The most difficult task any planning staff in an aviation task force can do right now is engagement area development. Honestly. It is. I dare you to walk up to any new pilot on Mother Rucker and ask them about EA development, and they would give you the same blank stare that they typically reserve for an instructor pilot who asks them about the requirements to enter Class B airspace. There might even be a ribbon of drool coming from their mouth after a second or two. It's not their fault though. This is part of the insidious nature of the quick reaction force mentality of today’s attack reconnaissance aviation. Engagement area development has little to no place in the QRF world of gimme-grid-freq-call-sign-and-we’ll-figure-it-out-enroute because it requires more than just using what you have on the rail to achieve an effect that you may not be totally sure of. There is little planning in QRF planning. Let’s be honest. It requires highly adaptive and responsive leaders who have a high level of shared situational understanding with the ground force commander to really get any semblance of mission success… without causing unforeseen area of operations lunacy later.

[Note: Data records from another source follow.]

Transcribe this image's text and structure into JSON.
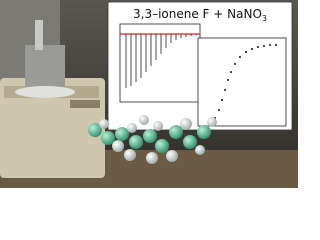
{
  "header": {
    "title": "3,3–ionene F + NaNO",
    "title_subscript": "3"
  }
}
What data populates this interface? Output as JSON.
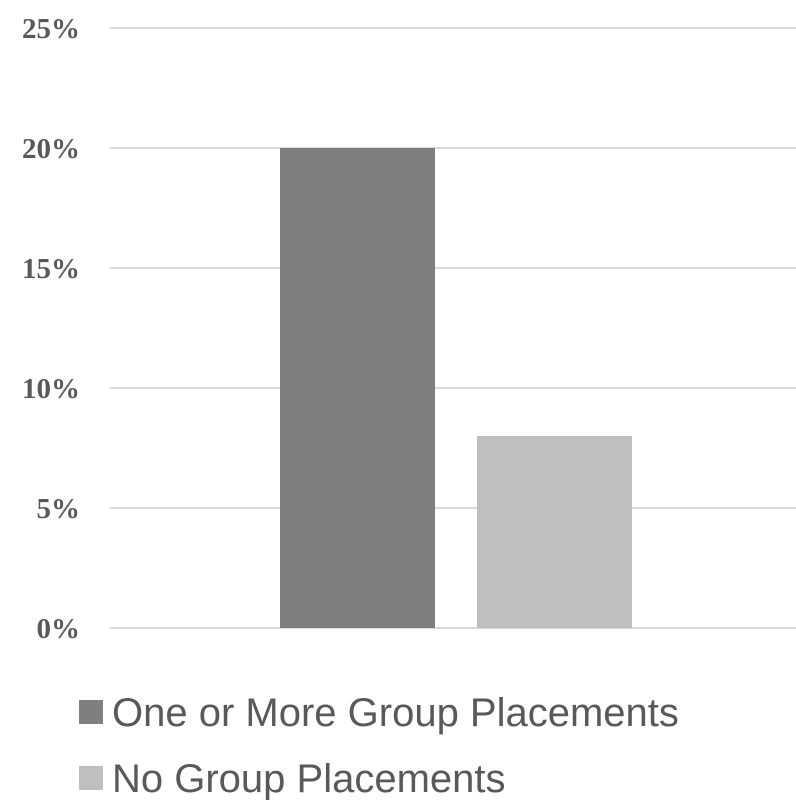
{
  "chart_data": {
    "type": "bar",
    "title": "",
    "xlabel": "",
    "ylabel": "",
    "ylim": [
      0,
      25
    ],
    "y_ticks": [
      "0%",
      "5%",
      "10%",
      "15%",
      "20%",
      "25%"
    ],
    "y_tick_values": [
      0,
      5,
      10,
      15,
      20,
      25
    ],
    "grid": true,
    "legend_position": "bottom",
    "series": [
      {
        "name": "One or More Group Placements",
        "values": [
          20
        ],
        "color": "#7f7f7f"
      },
      {
        "name": "No Group Placements",
        "values": [
          8
        ],
        "color": "#bfbfbf"
      }
    ]
  }
}
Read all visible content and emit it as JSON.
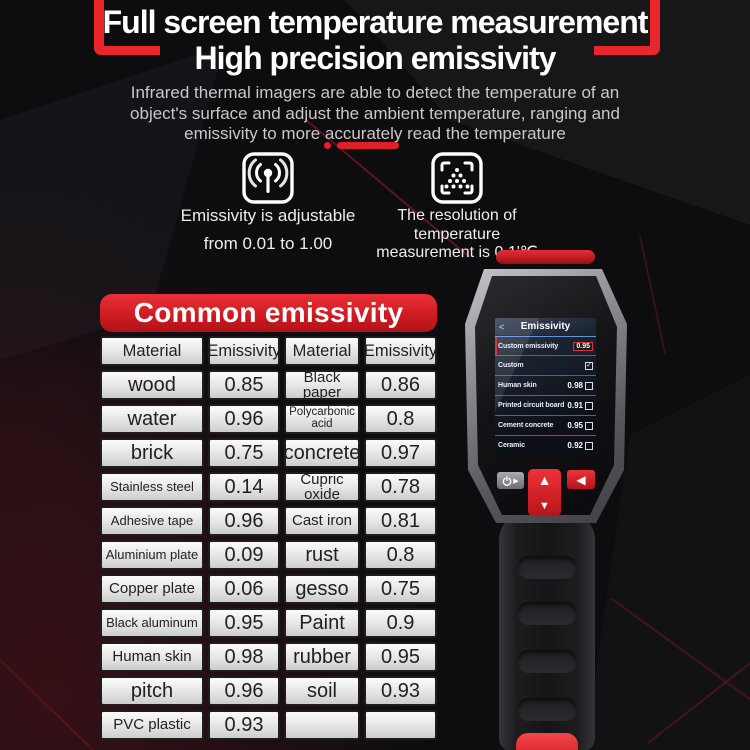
{
  "header": {
    "title_line1": "Full screen temperature measurement",
    "title_line2": "High precision emissivity",
    "description": "Infrared thermal imagers are able to detect the temperature of an object's surface and adjust the ambient temperature, ranging and emissivity to more accurately read the temperature"
  },
  "features": {
    "emissivity": {
      "icon": "broadcast-icon",
      "line1": "Emissivity is adjustable",
      "line2": "from 0.01 to 1.00"
    },
    "resolution": {
      "icon": "resolution-target-icon",
      "line1": "The resolution of",
      "line2": "temperature",
      "line3": "measurement is 0.1'℃"
    }
  },
  "emissivity_table": {
    "banner": "Common emissivity",
    "headers": [
      "Material",
      "Emissivity",
      "Material",
      "Emissivity"
    ],
    "rows": [
      [
        "wood",
        "0.85",
        "Black paper",
        "0.86"
      ],
      [
        "water",
        "0.96",
        "Polycarbonic acid",
        "0.8"
      ],
      [
        "brick",
        "0.75",
        "concrete",
        "0.97"
      ],
      [
        "Stainless steel",
        "0.14",
        "Cupric oxide",
        "0.78"
      ],
      [
        "Adhesive tape",
        "0.96",
        "Cast iron",
        "0.81"
      ],
      [
        "Aluminium plate",
        "0.09",
        "rust",
        "0.8"
      ],
      [
        "Copper plate",
        "0.06",
        "gesso",
        "0.75"
      ],
      [
        "Black aluminum",
        "0.95",
        "Paint",
        "0.9"
      ],
      [
        "Human skin",
        "0.98",
        "rubber",
        "0.95"
      ],
      [
        "pitch",
        "0.96",
        "soil",
        "0.93"
      ],
      [
        "PVC plastic",
        "0.93",
        "",
        ""
      ]
    ]
  },
  "device": {
    "screen": {
      "back_icon": "<",
      "title": "Emissivity",
      "rows": [
        {
          "label": "Custom emissivity",
          "value": "0.95"
        },
        {
          "label": "Custom",
          "checked": "✓"
        },
        {
          "label": "Human skin",
          "value": "0.98"
        },
        {
          "label": "Printed circuit board",
          "value": "0.91"
        },
        {
          "label": "Cement concrete",
          "value": "0.95"
        },
        {
          "label": "Ceramic",
          "value": "0.92"
        }
      ]
    },
    "buttons": {
      "power_play": "▶",
      "up": "▲",
      "down": "▼",
      "back": "◀"
    }
  },
  "colors": {
    "accent_red": "#e8262c",
    "banner_red": "#d01b22",
    "screen_separator_blue": "#2f6db5",
    "table_cell_light": "#e9e9e9"
  }
}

First of all, what is an engagement area, and how does one develop it?
An engagement area is an area in which the commander intends to contain and destroy an enemy force with the massed fires of all available weapons. The size and shape of the engagement area is determined by the relatively unobstructed visibility from the weapon systems in their firing positions and the maximum range of those weapons. Sectors of fire are usually assigned to subordinates to prevent fratricide. An EA should have four things:
1.) multiple battle positions from which to attack
2.) obstacles to channel the enemy and permit use of direct and indirect fires
3.) standoff from the enemy, to minimize enemy counter fire while maximizing the friendly probabilities of kill
4.) continuous visibility of the targets
The two most significant things to me would be items 3 and 4, and I’ll tell you why. It focuses the planning staff and the training of young pilots in the formation. But more on that in a second.
This has practical application in many different facets of everyday life. Have you ever gone genocidal on a hill of fire ants with a big stick and a can of Raid? Yeah, THAT is EA planning and execution. You massed all available weapon systems to achieve the desired effect, minimizing your own exposure to counterattack through standoff and a fire distribution plan. Look at you… all tactical. That's hot.
EA development is simple when you know what it is, but the subtle nuances can lead unforeseen difficulties. Let’s go back to items and 3 and 4 now.
EA development is simple when you know what it is, but the subtle nuances can lead unforeseen difficulties. Let’s go back to items and 3 and 4 now.
Number 3 is simple. If you don’t know what a system looks like on the sensor you’re using, how can you engage it?
I have to know how to find and kill what the ground force commander wants dead. This means two things: I have to know how to use the systems on the aircraft to fix the enemies disposition and then I have to know what effect I want to have on the enemy, based on what the ground force commander really wants.
Item 4 is a little tougher. There is a subtle difference “dead,” you know.
In order to achieve “a high probability of kill,” I have to know what kind of kill the ground commander wants. Does he want a mobility kill? What about a personnel kill? A firepower kill? Or does he want a total kill… the infamous K-KILL? All of these have different requirements for individual weapons and targets. While one AGM-114P+ (our UAS brethren’s missile of choice) can be enough for a sedan full of Haqqani fighters, one AGM-114R (your standard HF radar missile) is not going to even make a dent in a reactive-armored T-72 main battle tank, the preferred tank of all good communist oppressors and soviet-backed warlords the world over.
In short, one Hellfire missile does not equal one dead tank.
Despite the increase in knowledge on the part of our ground forces on what varying weapons may be hanging from the racks of an AH-64D, this hasn’t gotten us back to positive effects based planning. We, as aviation specialists, have to ask the right questions. “What effect do you need?” Not “what weapon do you want.”
So, this is important to note because the ignorance of real weapon effects is an epidemic across the Army today. This is because we neither understand how to predict them, nor how to train for them. We’re still focused on the need for grid-freq-call sign-use-what-you-got. In the effort to return the Army to standards and effective training for the next war, we have an obligation to young pilots to foster tactical curiosity about the enemy they will face in the future.
At some point, we will hand the young LTs and WO1s a can of Raid and a stick, pointing them in the direction of a former soviet-funded nanny state to do their worst. We should probably engage that issue now.